Obesità infantile nel Regno Unito
Era il 21 luglio scorso quando, un anno dopo la sentenza della Corte d'Appello di Torino che consentiva ai genitori di rinunciare alla mensa scolastica provvedendo loro stessi ai pasti dei bambini, si riaccendeva la polemica circa l'alimentazione dei più piccoli nelle scuole italiane. Un dibattito ancora aperto, che continua a destare l'indignazione delle famiglie e degli insegnanti, in Italia ma anche all'estero. Servizi di ristorazione a parte, quello della dieta infantile è un tema caldo, sempre più battuto da nutrizionisti, medici, chef e addetti ai lavori di tutto il mondo. Soprattutto in Inghilterra dove, nell'estate del 2016, le dichiarazioni della premier Theresa May avevano scatenato la reazioni di chi nella lotta al junk food ci ha sempre creduto, come lo chef Jamie Oliver.
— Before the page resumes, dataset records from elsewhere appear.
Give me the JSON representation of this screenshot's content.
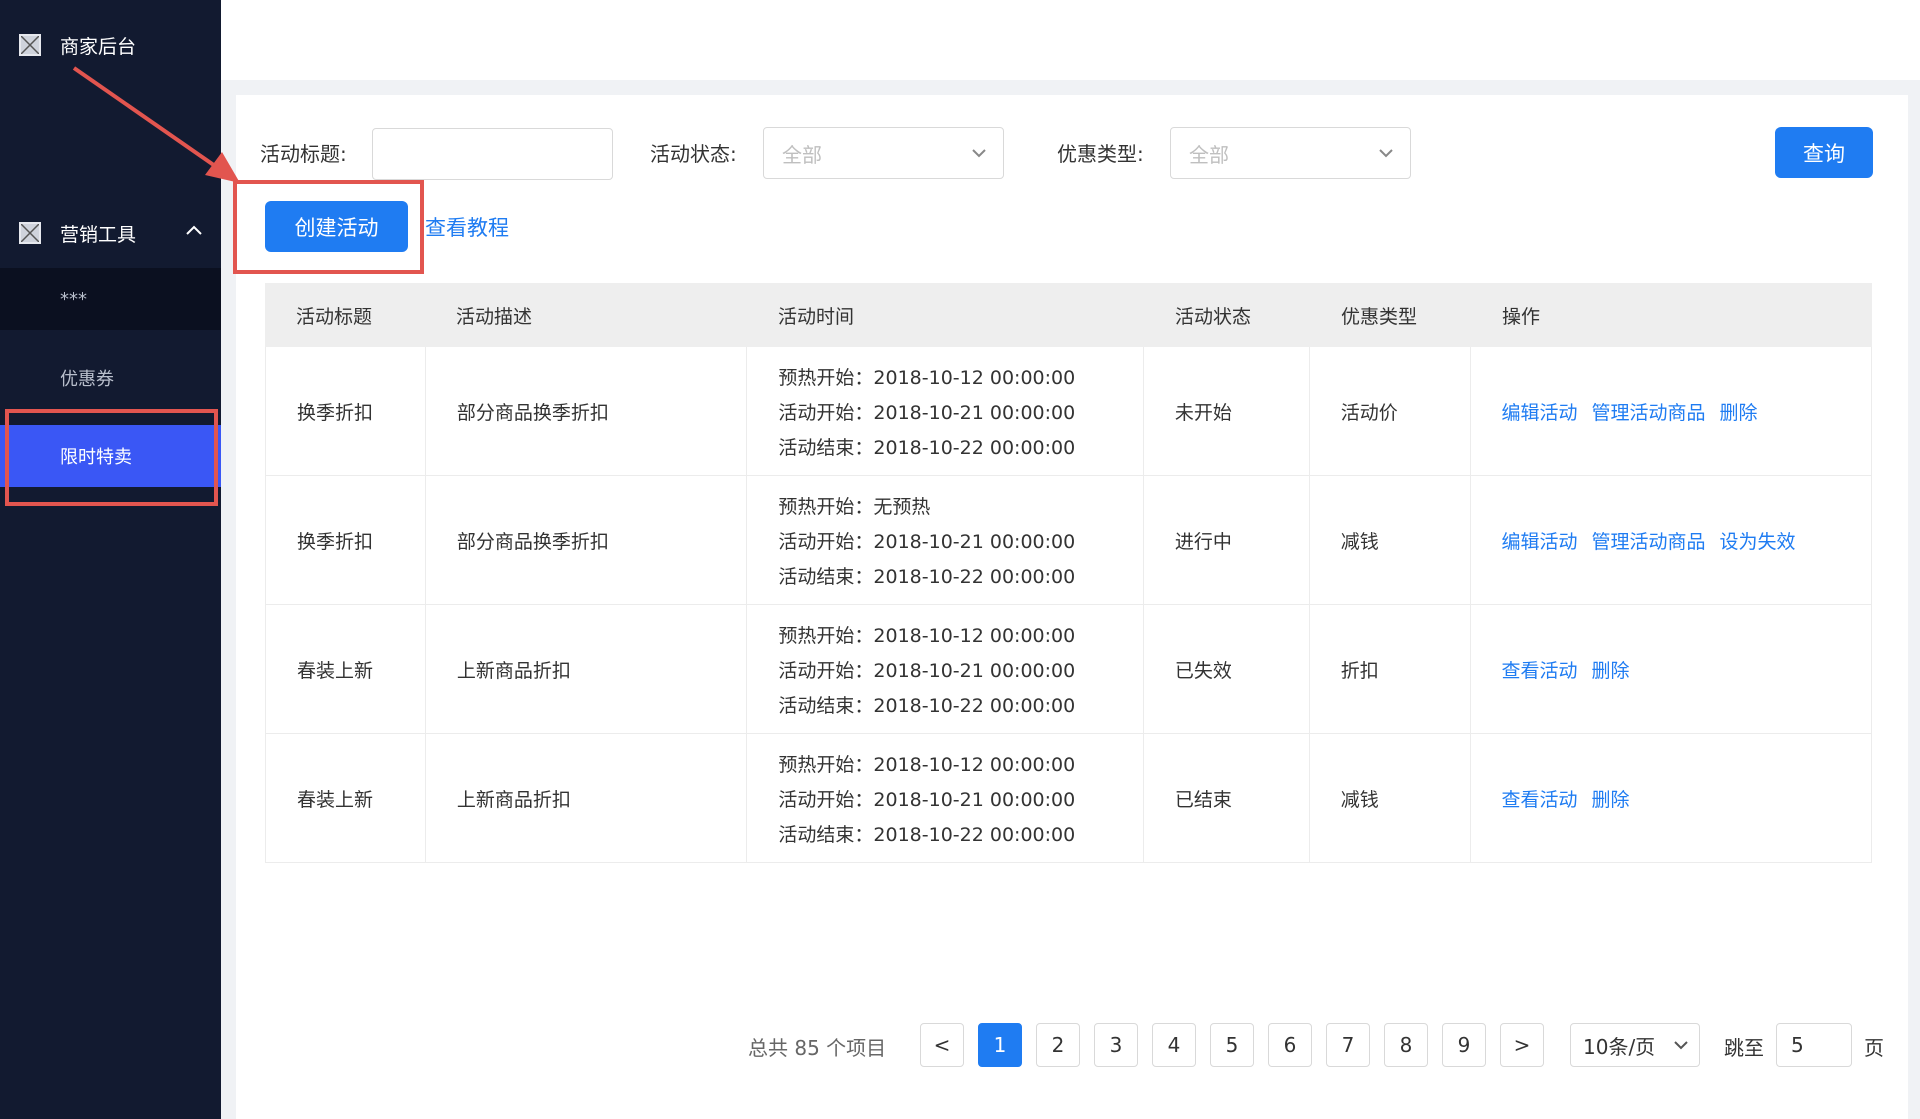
{
  "sidebar": {
    "brand": "商家后台",
    "group": "营销工具",
    "items": [
      {
        "label": "***"
      },
      {
        "label": "优惠券"
      },
      {
        "label": "限时特卖"
      }
    ]
  },
  "filters": {
    "title_label": "活动标题:",
    "title_value": "",
    "status_label": "活动状态:",
    "status_value": "全部",
    "type_label": "优惠类型:",
    "type_value": "全部",
    "query_button": "查询"
  },
  "actions": {
    "create": "创建活动",
    "tutorial": "查看教程"
  },
  "table": {
    "headers": [
      "活动标题",
      "活动描述",
      "活动时间",
      "活动状态",
      "优惠类型",
      "操作"
    ],
    "rows": [
      {
        "title": "换季折扣",
        "desc": "部分商品换季折扣",
        "time": [
          "预热开始：2018-10-12 00:00:00",
          "活动开始：2018-10-21 00:00:00",
          "活动结束：2018-10-22 00:00:00"
        ],
        "status": "未开始",
        "type": "活动价",
        "ops": [
          "编辑活动",
          "管理活动商品",
          "删除"
        ]
      },
      {
        "title": "换季折扣",
        "desc": "部分商品换季折扣",
        "time": [
          "预热开始：无预热",
          "活动开始：2018-10-21 00:00:00",
          "活动结束：2018-10-22 00:00:00"
        ],
        "status": "进行中",
        "type": "减钱",
        "ops": [
          "编辑活动",
          "管理活动商品",
          "设为失效"
        ]
      },
      {
        "title": "春装上新",
        "desc": "上新商品折扣",
        "time": [
          "预热开始：2018-10-12 00:00:00",
          "活动开始：2018-10-21 00:00:00",
          "活动结束：2018-10-22 00:00:00"
        ],
        "status": "已失效",
        "type": "折扣",
        "ops": [
          "查看活动",
          "删除"
        ]
      },
      {
        "title": "春装上新",
        "desc": "上新商品折扣",
        "time": [
          "预热开始：2018-10-12 00:00:00",
          "活动开始：2018-10-21 00:00:00",
          "活动结束：2018-10-22 00:00:00"
        ],
        "status": "已结束",
        "type": "减钱",
        "ops": [
          "查看活动",
          "删除"
        ]
      }
    ]
  },
  "pagination": {
    "total": "总共 85 个项目",
    "prev": "<",
    "next": ">",
    "pages": [
      "1",
      "2",
      "3",
      "4",
      "5",
      "6",
      "7",
      "8",
      "9"
    ],
    "current": "1",
    "page_size": "10条/页",
    "jump_label": "跳至",
    "jump_value": "5",
    "page_suffix": "页"
  },
  "colors": {
    "sidebar_bg": "#121a30",
    "active_item": "#3a57f5",
    "primary": "#1f7cf2",
    "annotation": "#e2554f"
  }
}
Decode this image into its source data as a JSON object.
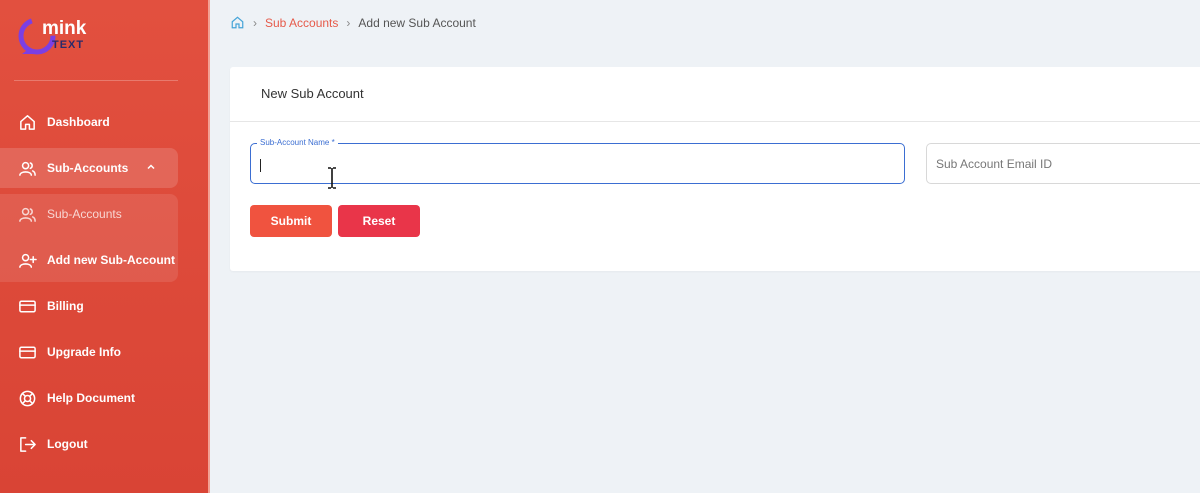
{
  "brand": {
    "logo_text_top": "mink",
    "logo_text_bottom": "TEXT"
  },
  "sidebar": {
    "items": [
      {
        "label": "Dashboard",
        "icon": "home-icon"
      },
      {
        "label": "Sub-Accounts",
        "icon": "users-icon",
        "expanded": true
      },
      {
        "label": "Sub-Accounts",
        "icon": "users-icon"
      },
      {
        "label": "Add new Sub-Account",
        "icon": "user-plus-icon"
      },
      {
        "label": "Billing",
        "icon": "card-icon"
      },
      {
        "label": "Upgrade Info",
        "icon": "card-icon"
      },
      {
        "label": "Help Document",
        "icon": "lifebuoy-icon"
      },
      {
        "label": "Logout",
        "icon": "logout-icon"
      }
    ]
  },
  "breadcrumb": {
    "home_icon": "home-icon",
    "link": "Sub Accounts",
    "current": "Add new Sub Account"
  },
  "form": {
    "title": "New Sub Account",
    "name_label": "Sub-Account Name *",
    "name_value": "",
    "email_placeholder": "Sub Account Email ID",
    "submit_label": "Submit",
    "reset_label": "Reset"
  },
  "colors": {
    "sidebar": "#e2503f",
    "accent": "#e65a4a",
    "focus": "#3b6ed2",
    "submit": "#f0533f",
    "reset": "#e93549"
  }
}
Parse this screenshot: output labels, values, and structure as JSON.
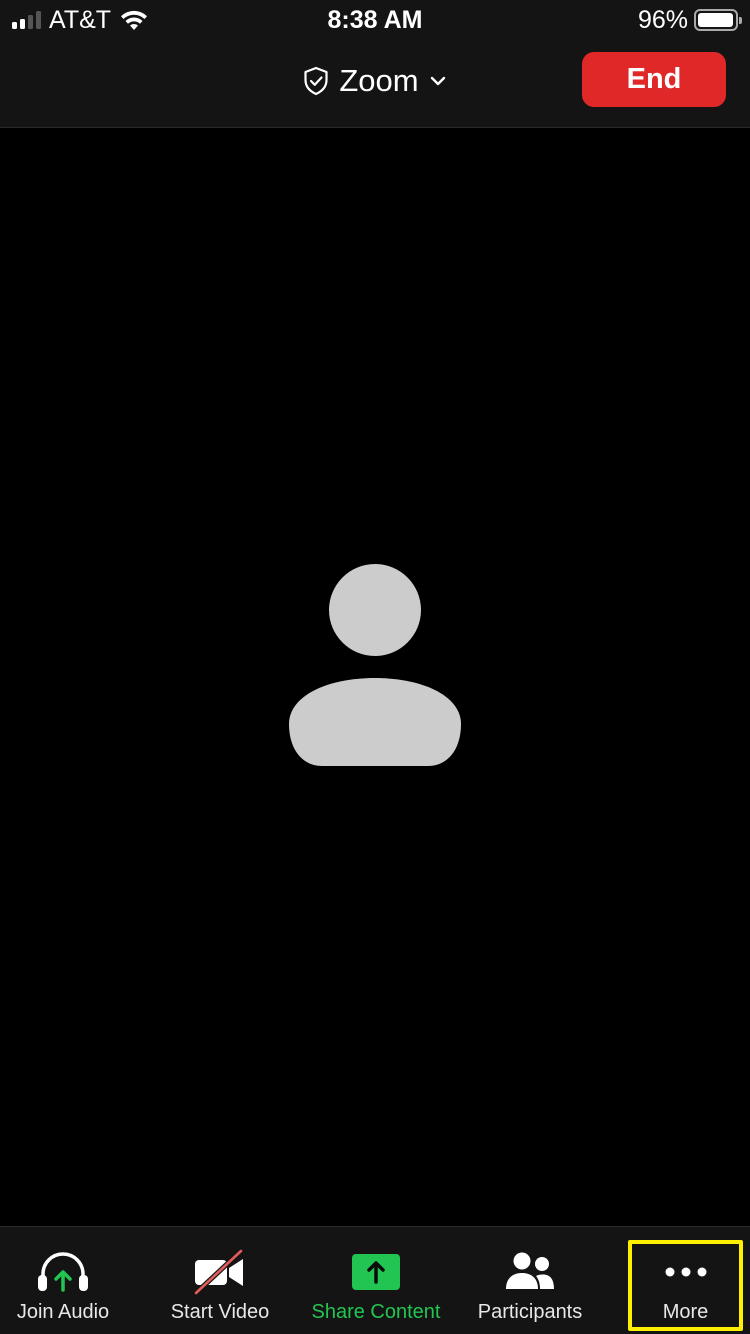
{
  "status_bar": {
    "carrier": "AT&T",
    "time": "8:38 AM",
    "battery_percent": "96%",
    "signal_bars_active": 2,
    "signal_bars_total": 4
  },
  "header": {
    "meeting_title": "Zoom",
    "end_label": "End",
    "end_color": "#e02828"
  },
  "video": {
    "placeholder": "person-silhouette"
  },
  "toolbar": {
    "items": [
      {
        "label": "Join Audio",
        "icon": "headphones-icon"
      },
      {
        "label": "Start Video",
        "icon": "video-off-icon"
      },
      {
        "label": "Share Content",
        "icon": "share-screen-icon",
        "color": "#23c552"
      },
      {
        "label": "Participants",
        "icon": "participants-icon"
      },
      {
        "label": "More",
        "icon": "more-dots-icon",
        "highlighted": true
      }
    ]
  },
  "highlight_color": "#ffef00"
}
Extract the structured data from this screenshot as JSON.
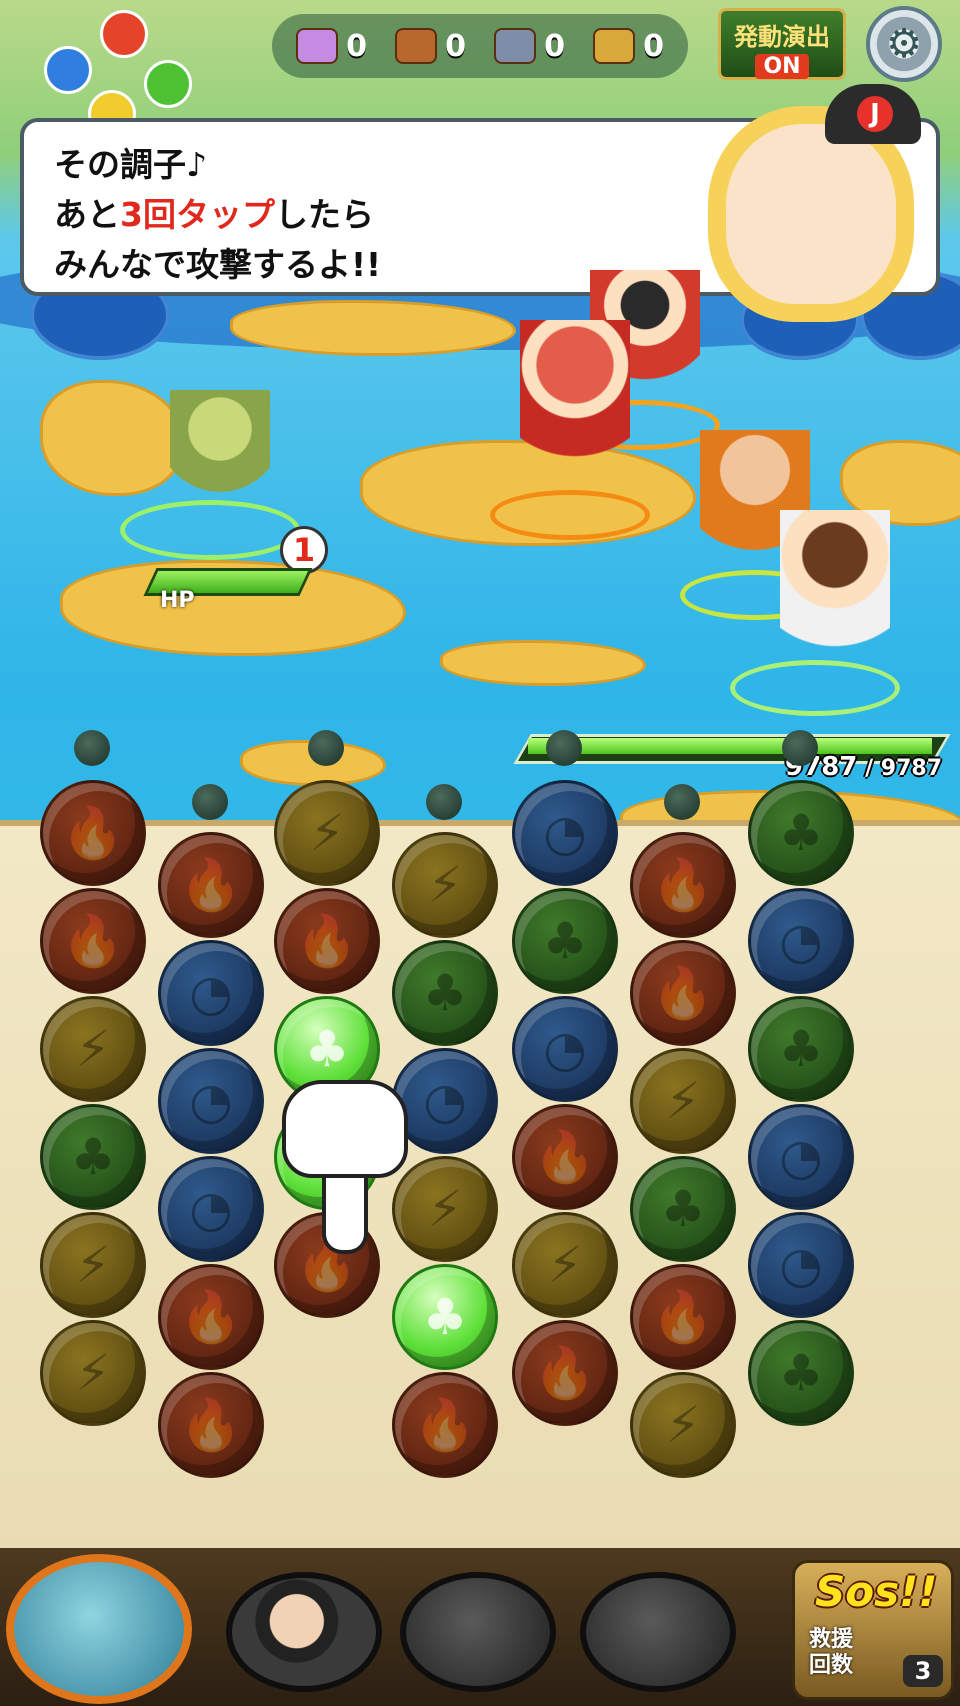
{
  "hud": {
    "chests": [
      {
        "icon": "rainbow-chest-icon",
        "count": "0",
        "color": "#c58be3"
      },
      {
        "icon": "bronze-chest-icon",
        "count": "0",
        "color": "#b8682d"
      },
      {
        "icon": "silver-chest-icon",
        "count": "0",
        "color": "#7f8ea8"
      },
      {
        "icon": "gold-chest-icon",
        "count": "0",
        "color": "#d9a83a"
      }
    ],
    "effect_button": {
      "line1": "発動演出",
      "line2": "ON"
    },
    "settings_icon": "gear-icon"
  },
  "dialog": {
    "line1": "その調子♪",
    "line2_pre": "あと",
    "line2_red": "3回タップ",
    "line2_post": "したら",
    "line3": "みんなで攻撃するよ!!"
  },
  "enemy": {
    "turn_count": "1",
    "hp_label": "HP",
    "hp_fraction": 1.0
  },
  "party_hp": {
    "current": "9787",
    "separator": " / ",
    "max": "9787",
    "fraction": 1.0
  },
  "board": {
    "cols": 7,
    "columns": [
      [
        "fire",
        "fire",
        "light",
        "wood",
        "light",
        "light"
      ],
      [
        "fire",
        "water",
        "water",
        "water",
        "fire",
        "fire"
      ],
      [
        "light",
        "fire",
        "wood-active",
        "wood-active",
        "fire",
        ""
      ],
      [
        "light",
        "wood",
        "water",
        "light",
        "wood-active",
        "fire"
      ],
      [
        "water",
        "wood",
        "water",
        "fire",
        "light",
        "fire"
      ],
      [
        "fire",
        "fire",
        "light",
        "wood",
        "fire",
        "light"
      ],
      [
        "wood",
        "water",
        "wood",
        "water",
        "water",
        "wood"
      ]
    ],
    "attribute_colors": {
      "fire": "#c2461d",
      "water": "#2e6bbd",
      "wood": "#3da03a",
      "light": "#d3b324"
    }
  },
  "bottom": {
    "sos_title": "Sos!!",
    "sos_label_1": "救援",
    "sos_label_2": "回数",
    "sos_count": "3"
  }
}
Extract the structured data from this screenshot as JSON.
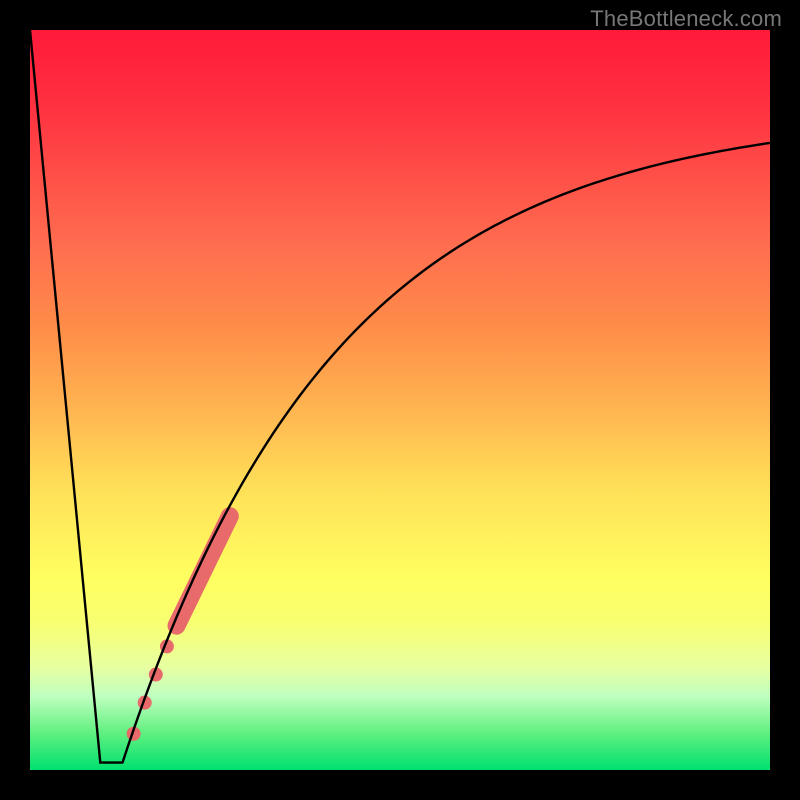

Il Primo Ministro, infatti, di fronte al compito di rafforzare economicamente il Paese in vista della Brexit, aveva scelto di privilegiare l’industria alimentare, annunciando una evidente marcia indietro rispetto alle misure drastiche promesse dal governo contro il cibo spazzatura, come in passato è stato per l’introduzione della tassa sulle bibite zuccherate (tra le cause principali di obesità infantile), che è rimasta comunque in vigore.
Il nuovo progetto
Ancora una volta, i riflettori del sistema alimentare si accendono sulla Gran Bretagna, in particolare su Londra, dove ai ragazzi potrebbe presto essere vietato il consumo di junk food durante la pausa pranzo. Perché la lotta all'obesità infantile continua, con un'iniziativa del sindaco della capitale, Sadiq Khan, che, stando a quanto riportato dall'Evening Standard, ha annunciato di voler istituire un divieto a livello cittadino per tutti i ristoranti fast food che hanno intenzione di aprire una nuova sede entro 400 metri dal territorio scolastico. Con oltre il 40% di bambini in sovrappeso, Londra detiene attualmente il primato nazionale di obesità infantile, una problematica da risolvere al più presto, definita da Khan come una “bomba a orologeria”. La nuova zona “no-burger” voluta dal sindaco non contemplerà le catene di fast food già presenti nell'area, ma vieterà l'accesso a tutte le nuove insegne. I ristoratori che volessero intraprendere un'attività attorno agli istituti dovranno, dunque, porre maggiore attenzione alla sicurezza alimentare e ai principi di una dieta sana ed equilibrata riducendo, per esempio, la quantità di cibi fritti, e migliorando la qualità dell'offerta, prediligendo materie prime fresche e di stagione.
Gli ostacoli
Un progetto studiato con intelligenza e sensibilità, che però ha già incontrato l'ostilità di tutte le catene di ristorazione veloce. Secondo una mappa realizzata dall'analista Dan Cookson, infatti, se la regola venisse applicata sul territorio londinese resterebbero pochissimi spazi adatti ai fast food (attualmente circa 8mila nel perimetro urbano), lontano dalle scuole. Qualche parco, un sito industriale e poche altre le zone idonee per questa tipologia di ristorazione, che non avrebbe più la possibilità di aprire neanche nella maggior parte dei centri commerciali, spesso situati a poca distanza dagli istituti scolastici.
L'educazione alimentare
Nonostante le problematiche, il sindaco sembra determinato a intraprendere questa strada, continuando la sua battaglia contro l'obesità infantile che, ribadisce, non vuole essere una minaccia alle imprese dei fast food: “I ristoranti da asporto sono una parte fondamentale della vita londinese”, ha commentato, “ma è importante che non incoraggino i nostri figli a fare scelte alimentari sbagliate”. Perché la consapevolezza inizia fin da giovanissimi, con un'opportuna educazione sull'argomento. In casa, prima di tutto, ma anche nelle scuole, attraverso un servizio di ristorazione adeguato, lezioni dedicate, laboratori e anche – laddove necessario – delle regole in grado di contribuire, fin da subito, a formare futuri consumatori attenti e consapevoli. Le no-burger zone prenderanno piede?